Remake Something Ignored
Po wydaniu Final Fantasy IX zostało przyćmione przez swoje bardziej uwielbiane odpowiedniki. Podczas gdy gra otrzymała w większości pozytywne recenzje, niektórzy krytycy byli mniej entuzjastyczni. W momencie premiery strona GameCritics napisała w swojej recenzji, że Final Fantasy IX „nie oferuje zbyt wiele nowego. Gra jest momentami bardziej niż trochę schematyczna, wykorzystuje powtórzone fragmenty z innych gier Final Fantasy i nie posuwa się dalej.” Z drugiej strony, podczas gdy strona MetaCritic z recenzjami użytkowników zawiera przeważnie pozytywne recenzje, większość negatywnych recenzji pojawiła się krótko po dacie wydania gry w 2000 roku.
Na dodatek, w FFIX nie grało zbyt wiele osób w porównaniu z innymi grami z tej franczyzy. Choć gra odniosła komercyjny sukces, sprzedając się w początkowym okresie w ilości 5,5 miliona sztuk na całym świecie, dla porównania Final Fantasy VIII sprzedała się w ilości 9,6 miliona sztuk na całym świecie, a Final Fantasy VII w ilości 12,3 miliona sztuk. Nawet następna gra, Final Fantasy X, sprzedała się lepiej – 8,5 miliona sztuk na całym świecie, nie biorąc pod uwagę sprzedaży X-2 ani wydania HD tej gry.
Nawet Kingdom Hearts – integracja Disneya i Final Fantasy – zawiera tylko jedną postać z Final Fantasy IX: Vivi, która pojawia się na krótko w Kingdom Hearts 2.
W związku z dwudziestą rocznicą Final Fantasy IX, która zbliża się w lipcu, mądrze byłoby wydać jakiś hołd dla gry.
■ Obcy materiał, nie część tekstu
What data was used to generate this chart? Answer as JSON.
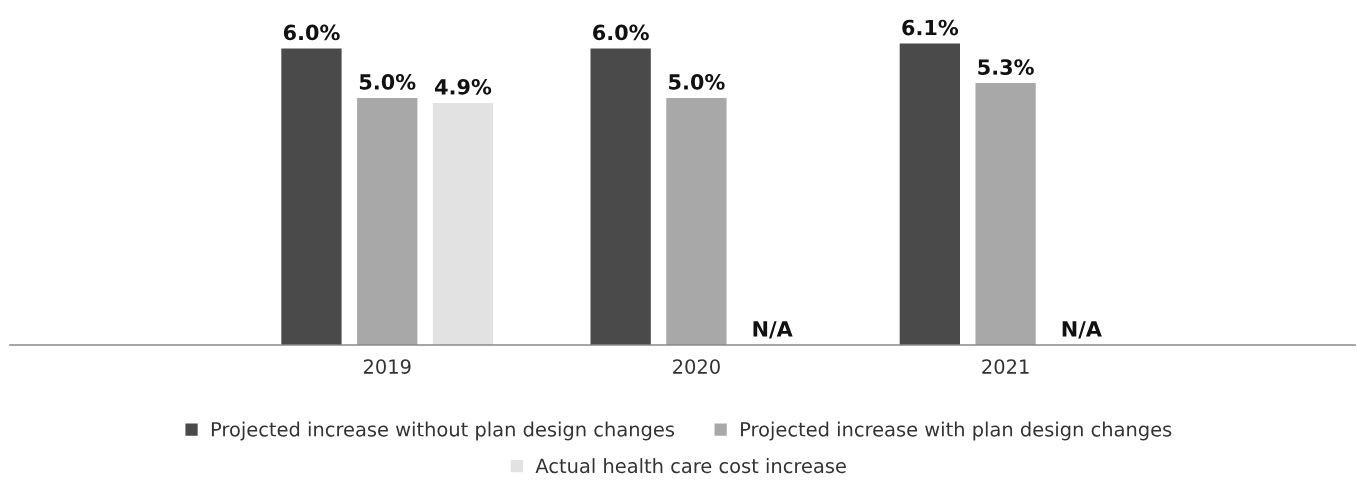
{
  "chart_data": {
    "type": "bar",
    "categories": [
      "2019",
      "2020",
      "2021"
    ],
    "series": [
      {
        "name": "Projected increase without plan design changes",
        "color": "#4a4a4a",
        "values": [
          6.0,
          6.0,
          6.1
        ],
        "value_labels": [
          "6.0%",
          "6.0%",
          "6.1%"
        ]
      },
      {
        "name": "Projected increase with plan design changes",
        "color": "#a8a8a8",
        "values": [
          5.0,
          5.0,
          5.3
        ],
        "value_labels": [
          "5.0%",
          "5.0%",
          "5.3%"
        ]
      },
      {
        "name": "Actual health care cost increase",
        "color": "#e2e2e2",
        "values": [
          4.9,
          null,
          null
        ],
        "value_labels": [
          "4.9%",
          "N/A",
          "N/A"
        ]
      }
    ],
    "legend": "bottom",
    "grid": false
  }
}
Widzieliśmy już remastery oryginału, ale nic nie dorównuje pełnemu remake’owi, takiemu jak ten poświęcony Final Fantasy VII. Gra tak wspaniała jak Final Fantasy IX zasługuje na to, by być celebrowana wraz z innymi grami, a remake pozwoliłby tej pominiętej pozycji w serii znaleźć nową pozycję.
- CBR Exclusives
- Gry wideo
- final fantasy
- feature
About The Author
Earned my MFA from Fairleigh Dickinson University. Pisał dla The Mary Sue, ScreenRant, The Anime Feminist, The Gamer i Vocal. Wieloletnia miłośniczka komiksów, anime i dziwnych filmów. Uwielbia różne odmiany kawy.